Ce témoignage de la façon dont vivent et sont perçu·e·s les noir·e·s en France dans les années 1920 rappelle le travail de Claude McKay, écrivain afro-américain qui a passé un an à Marseille et en a tiré un roman autobiographique, Banjo (L’Olivier, 2015). Hughes parle d’ailleurs brièvement de lui dans son livre, avec admiration. Car on croise ici tout un monde d’intellectuel·le·s noir·e·s, surtout quand après son épisode européen, l’auteur rentre en Amérique, étudie un temps à l’université et s’installe à Harlem. Il raconte alors le mouvement de la Renaissance noire, cette effervescence culturelle et politique portée par des écrivain·e·s et artistes engagé·e·s.
Des anecdotes étonnantes, des personnages atypiques, une façon inimitable de railler le pouvoir blanc obtus autant qu’une certaine bourgeoisie noire pleine de préjugés de classe, tel est le talent de Hughes, forgé au cours de son enfance ballottée et de sa jeunesse aventureuse.

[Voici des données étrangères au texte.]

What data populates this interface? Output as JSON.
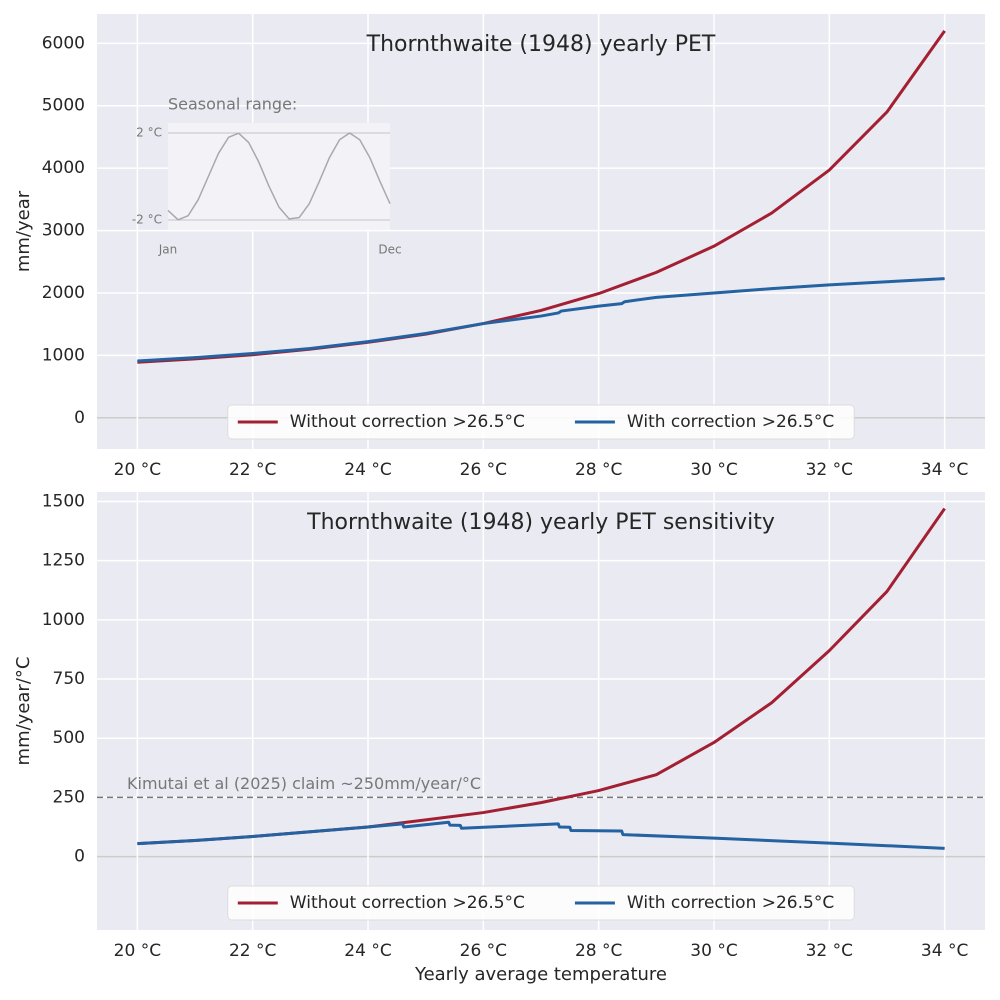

Mais le moment le plus saisissant se situe à la fin du livre, alors qu’il a une trentaine d’années. Une vieille dame très riche qu’il aime beaucoup, parfaite représentante de la grande bourgeoise blanche new-yorkaise, mécène amie des arts et des lettres, le congédie brutalement lorsqu’il ne lui convient plus. Lui rappelant que, même devenu un poète reconnu, un noir reste un noir dans l’Amérique des années 1930.
Langston Hughes : The Big Sea. Une autobiographie (Seghers), traduit de l’anglais (États-Unis), 400 pages, 22,50 €.